People at LSU were irked by Orgeron and Miles winning nine or 10 games a year. Ron Zook and Jim McElwain were run out of Florida for winning better than 62% of their games. Even subtracting the 0-11 season, Lou Holtz won just short of 56% of his games in Columbia.
What’s more, some of those schools have plucked their coaches from the likes of Michigan State, Oklahoma State and others. South Carolina’s history did not, for the most part, include that. And it is actually amazingly static when it comes to finding coaches who are either high-level mid-major coaches or coaches who could use a landing spot.
The history:
▪ Will Muschamp: Spent a year as an Auburn assistant off an unsuccessful tenure at Florida.
▪ Steve Spurrier: Already destined for the Hall of Fame, he was coming off an unsuccessful stint in the NFL and a flap with the then-Gators AD. Everything worked out for both sides as the Gators got a two-time national title winning coach of Meyer and South Carolina got its all-time best coach.
▪ Lou Holtz: another coach with Hall of Fame credentials, he had retired a few years earlier and was lured back to the game.
▪ Brad Scott: The extreme rarity in this group, Scott was never a head coach, but rather an extremely successful coordinator with Florida State‘s early dynasty teams. The offenses at USC were good, the defenses were not and the records were close to .500 for three or four years before the bottom fell out in year five.
▪ Sparky Woods: He came from Appalachian State, where he guided the program to some of its early bigger successes. His Gamecock teams almost never hit really big skids, but they never broke through either.
▪ Joe Morrison: Another small-school success story. He jump-started programs at Chattanooga and New Mexico.

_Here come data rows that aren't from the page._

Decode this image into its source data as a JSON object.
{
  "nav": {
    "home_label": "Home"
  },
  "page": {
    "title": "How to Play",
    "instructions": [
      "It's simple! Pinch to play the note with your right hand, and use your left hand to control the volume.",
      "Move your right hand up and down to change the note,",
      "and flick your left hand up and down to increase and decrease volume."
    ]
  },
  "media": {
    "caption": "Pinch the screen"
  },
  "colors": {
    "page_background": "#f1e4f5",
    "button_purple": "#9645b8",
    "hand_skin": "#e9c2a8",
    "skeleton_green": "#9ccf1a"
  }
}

He turned in a volatile but mostly successful tenure in Columbia, which ended with him dying of a heart attack just before likely getting fired for NCAA issues.

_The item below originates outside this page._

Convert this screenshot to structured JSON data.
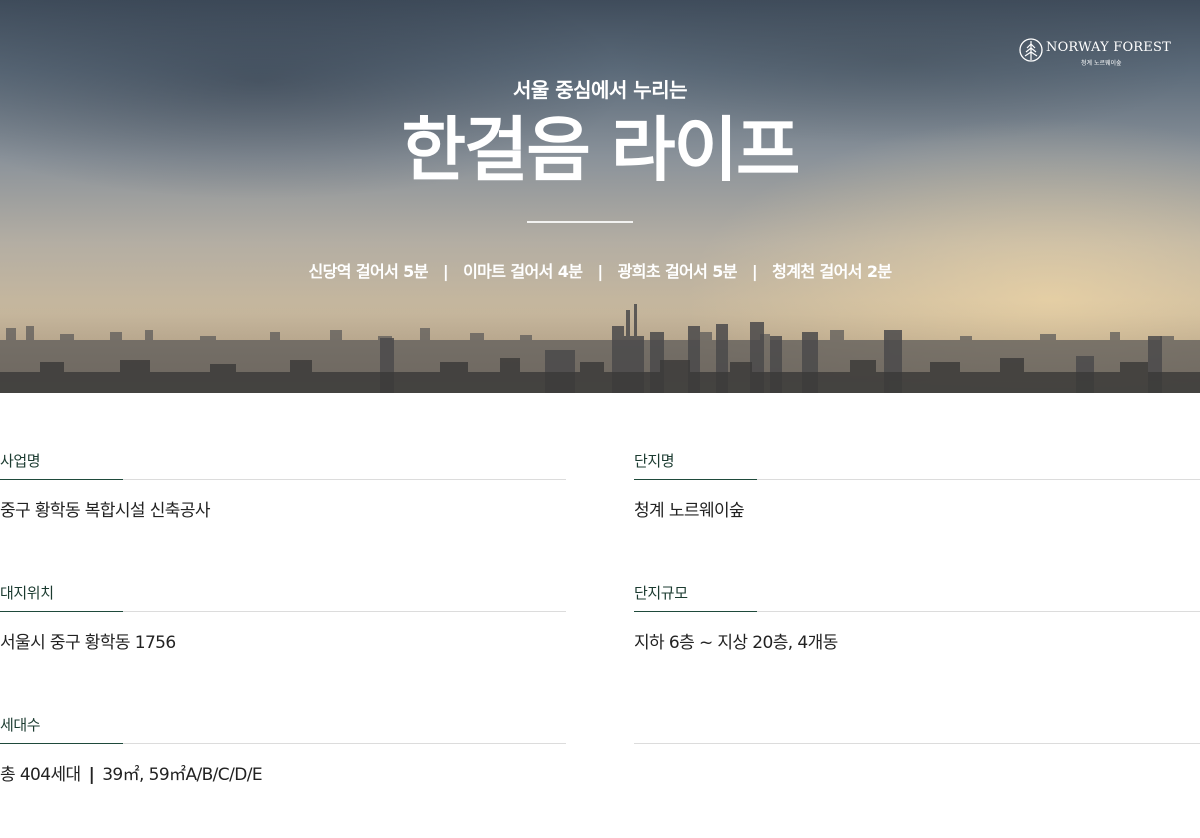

▪ Richard Bell: A rare internal hire, he was the defensive coordinator after the previous staff was fired and hung around for one year before getting fired himself after the offense struggled.
▪ Jim Carlen: His success came at schools that weren’t all that small. He got West Virginia to 10-1 and Texas Tech to 11-1. His hiring came at USC with the athletic director role, and he ultimately ranked third in school history and wins, primarily powered by the George Rogers era.

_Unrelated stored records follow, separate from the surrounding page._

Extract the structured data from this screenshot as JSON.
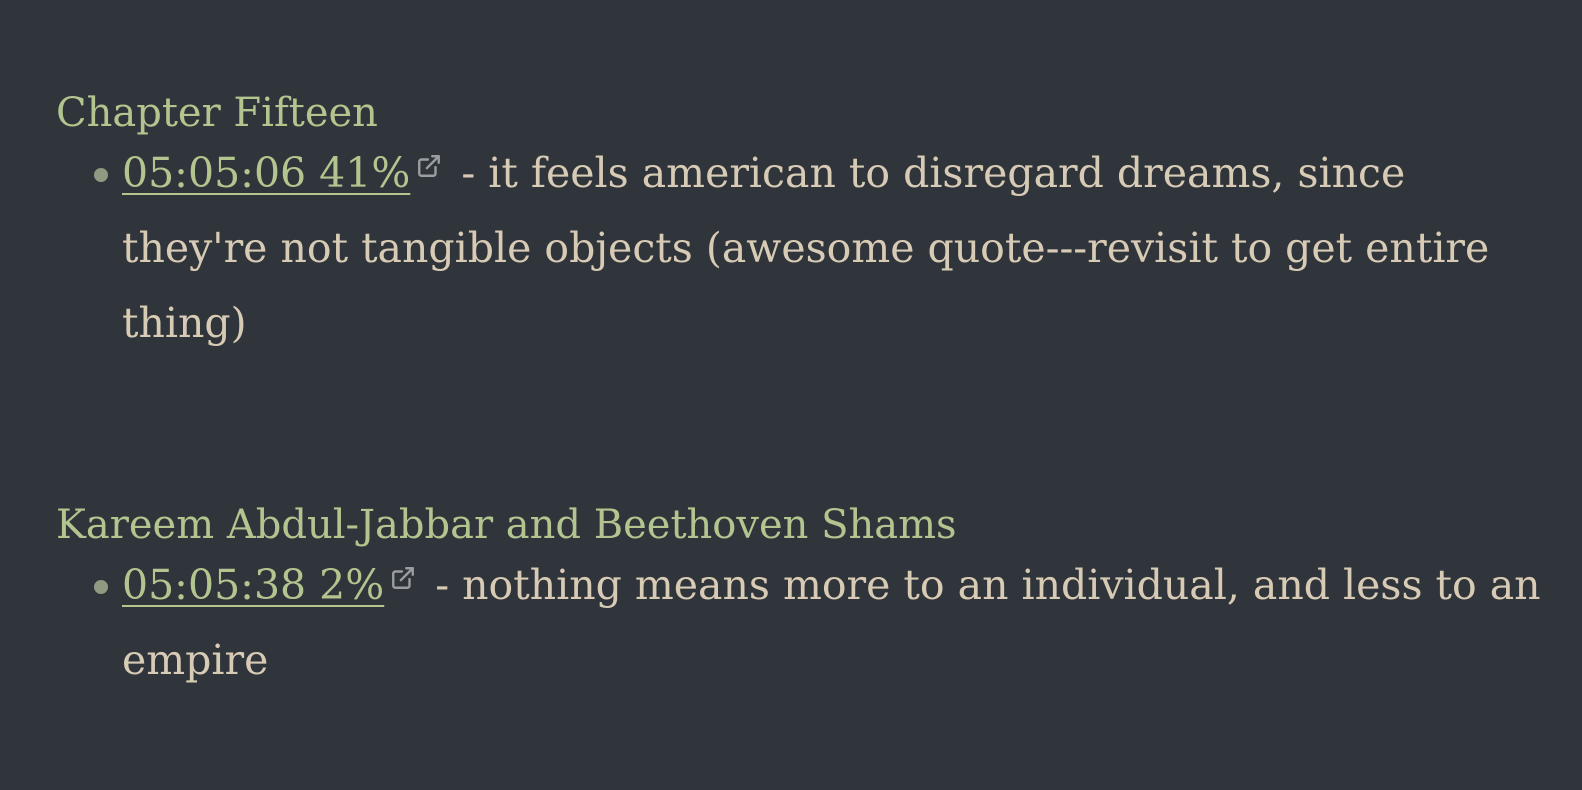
{
  "colors": {
    "background": "#30343b",
    "heading": "#b2c58f",
    "link": "#b2c58f",
    "text": "#d8cbb5",
    "bullet": "#8f9a83",
    "icon": "#9a9ea3"
  },
  "sections": [
    {
      "heading": "Chapter Fifteen",
      "highlights": [
        {
          "timestamp": "05:05:06 41%",
          "icon": "external-link-icon",
          "note": " - it feels american to disregard dreams, since they're not tangible objects (awesome quote---revisit to get entire thing)"
        }
      ]
    },
    {
      "heading": "Kareem Abdul-Jabbar and Beethoven Shams",
      "highlights": [
        {
          "timestamp": "05:05:38 2%",
          "icon": "external-link-icon",
          "note": " - nothing means more to an individual, and less to an empire"
        }
      ]
    }
  ]
}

▪ Paul Dietzel: A former national champion, he tried to get Army back on track after winning a title at LSU. That didn’t work, and he came to Columbia, where he posted three winning seasons in nine years and won the school’s only conference title.
▪ Marvin Bass: A former Gamecocks assistant, he came to Columbia after a year as Georgia Tech’s defensive coordinator. He’s previously gone 7-3 in one season as head coach at William & Mary, and parlayed that into an assistant job in the NFL.
▪ Warren Giese: Off six years as an assistant at a strong Maryland program, he took over the Gamecocks in 1956, posted records of .500 or better his first four years and was let go after his first losing campaign.
So, dating back to the mid-60s, the Gamecocks hired only a single head coach without previous experience leading a program. Sometimes things went well, other times they did not.
In this year’s coaching search, Shane Beamer is the only name in the mix that has never been a head coach. Billy Napier and Jamey Chadwell fit the small-school mold.
With Satterfield saying the right things without saying anything directly (and then interviewing) and Brown’s denial, the Power 5 cupboard still seems pretty bare (Wake Forest’s Dave Clawson came up in passing somewhere, too).
Outside of Carlen, who also picked up an athletic director job and was plucked for a bit of an outpost, South Carolina has not pried a sitting Power 5 head coach directly from their job. No Steve Spurrier or Lou Holtz-esque figure appears to be in the offing, so the Gamecocks, with a bit of a head start, seem to have a few options:
Go the normal route, pluck an up-and-comer with head coach experience. Go a little nontraditional and grab someone who’s never sat in the big chair before.
Or maybe, just maybe, see if there’s a little surprise turn that this could take.